The phenomenons Clement is describing here have frequently been interpreted otherwise though. Here is one popular example, from The Lion King:

circle-of-life

Mufasa: “Everything you see exists together in a delicate balance. As king, you need to understand that balance and respect all the creatures, from the crawling ant to the leaping antelope.”
Simba: “But, Dad, don’t we eat the antelope?”
Mufasa: “Yes, Simba, but let me explain. When we die, our bodies become the grass, and the antelope eat the grass. And so we are all connected in the great Circle of Life.”

Consider night and day, fruit falling and seeds growing, the seasons, etc. Start with Jesus and work backwards and these things can be seen as prefiguring bodily life after death. Start with ancient Hindu and Buddhist thought though, and you get some kind of reincarnation scheme. Start with Native American tribal beliefs, and you get something like The Circle of Life. Start with modern materialistic science, and you find you are just describing the meaningless recombination of atoms.

Everyone largely agrees on what they see going on, but what does it mean? It’s nice for Clement to see God typifying the resurrection in nature, but everyone else who does not have faith in Christ looks at the same thing and comes to entirely different conclusions – ones that confirm the beliefs they already bring to the table.

This is a good example of how general revelation can only get you so far. All by itself, it has too many loose ends. It demands some guiding principals for us to make any sense of it all. I think however you view the natural world, you will end up seeing it as either some kind of circle, or a straight line. Either everything just keeps happening over and over to no end but to repeat, or happening over and over toward a specific end that has not happened yet. Either birth is the whole kahuna that will eventually express itself again, or birth is a small birth and later there will be a big birth.
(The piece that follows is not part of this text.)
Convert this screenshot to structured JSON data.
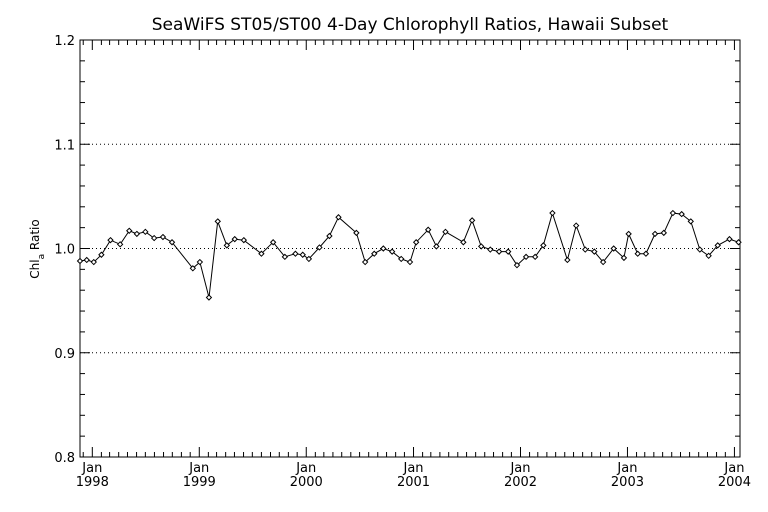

Either the sun rising is an illumination not any brighter or dimmer than yesterday or tomorrow, or it is a small sun rising and later there will be a much brighter dawn.

Christianity sees time as a straight line with embedded repeating patterns, moving ever toward an end like a train barreling down the tracks toward its destination. Many other schemes of understanding the world begin and end with the patterns – they are all there is. In this sense, modern scientific atheism is actually more akin to Christianity. It also sees history as a straight line, from the explosion of the big bang to the eventual total expansion of the universe until all the suns die and the galaxies grow cold. It is a nihilistic future of icy death. And yet for secularists, that kind of raw materialism is not very palatable for day-to-day life and so they fall back on the cyclical model, describing life and relationships as narrative tropes.

On the next page, in chapter 25 of his epistle, Clement invokes the legend of the phoenix (which he takes to be a description of an actual bird), as also being a natural prefiguring or emblem of the bodily resurrection found in Christ. In the opening lines to Daft Punk’s hit Get Lucky from a couple years ago, Pharrel Williams drags the poor phoenix into the mix too. But what does it mean here? The “force from the beginning that keeps the planet spinning” – namely sex which (occasionally) leads to procreation. That’s why he’s at the funky club all night hoping to “get lucky” with some gal who wants to “get some”.

get-lucky

So ask someone to describe something and you’ll likely find out a lot more about the person than about the thing being described.

Chesterton, in one of the better passages from The Everlasting Man, says that the cross of Christ stands distinct in history as a sharp event. It is a stumbling block that must be dealt with, rudely interrupting what we thought was a pointless circle:

We might say that when St. George thrust his spear into the monster’s jaws, he broke in upon the solitude of the self-devouring serpent and gave it something to bite besides its own tail.